Abstract
In this review, we discuss the evidence for patients returning to sport after hip arthroplasty. This includes the choices regarding level of sporting activity and revision or complications, the type of implant, fixation and techniques of implantation, and how these choices relate to health economics. It is apparent that despite its success over six decades, hip arthroplasty has now evolved to accommodate and support ever-increasing patient demands and may therefore face new challenges.
Cite this article: Bone Joint J 2020;102-B(6):661–663.
Take home message
There is no evidence as yet that hip implants fail earlier with increased sporting activity in the short- to medium-term.
Present fixations and bearings would appear to be adequate in the short- to medium-term for amateur sporting activity.
The associated health economics of using more expensive techniques and implants may prove complex and will require input from multiple parties.

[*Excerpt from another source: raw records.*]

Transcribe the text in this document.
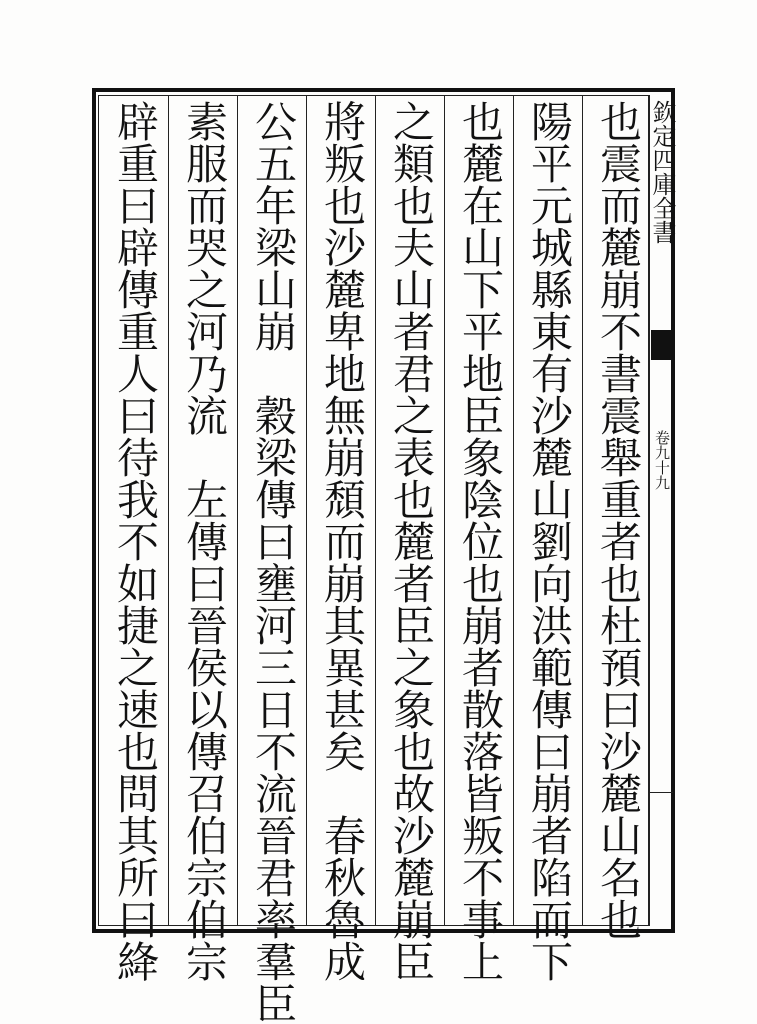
也震而麓崩不書震舉重者也杜預曰沙麓山名也
陽平元城縣東有沙麓山劉向洪範傳曰崩者陷而下
也麓在山下平地臣象陰位也崩者散落皆叛不事上
之類也夫山者君之表也麓者臣之象也故沙麓崩臣
將叛也沙麓卑地無崩頹而崩其異甚矣　春秋魯成
公五年梁山崩　穀梁傳曰壅河三日不流晉君率羣臣
素服而哭之河乃流　左傳曰晉侯以傳召伯宗伯宗
辟重曰辟傳重人曰待我不如捷之速也問其所曰絳	欽定四庫全書
卷九十九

Total hip arthroplasty (THA) has been described as the operation of the century.1 When Sir John Charnley reflected on his creation, he determined that his implant could endure for 30 years, but not with the patient playing football.2 Although they may be influenced by the advice of their surgeons, patients are free, and usually able, to undertake the activities they wish postoperatively. The reality of what patients achieve in terms of both intensity and duration of activity is often different from what they report, and from what they are advised that they should carry out. A mismatch between expectations and outcome can contribute to 15% of patients reported to be dissatisfied with their outcome despite having good functional scores.3 Under the Montgomery ruling,4 we should be prepared to advise individual patients on the level of sport to which they can expect to return and to the potential complications, including the wear and fixation related consequences, that could result.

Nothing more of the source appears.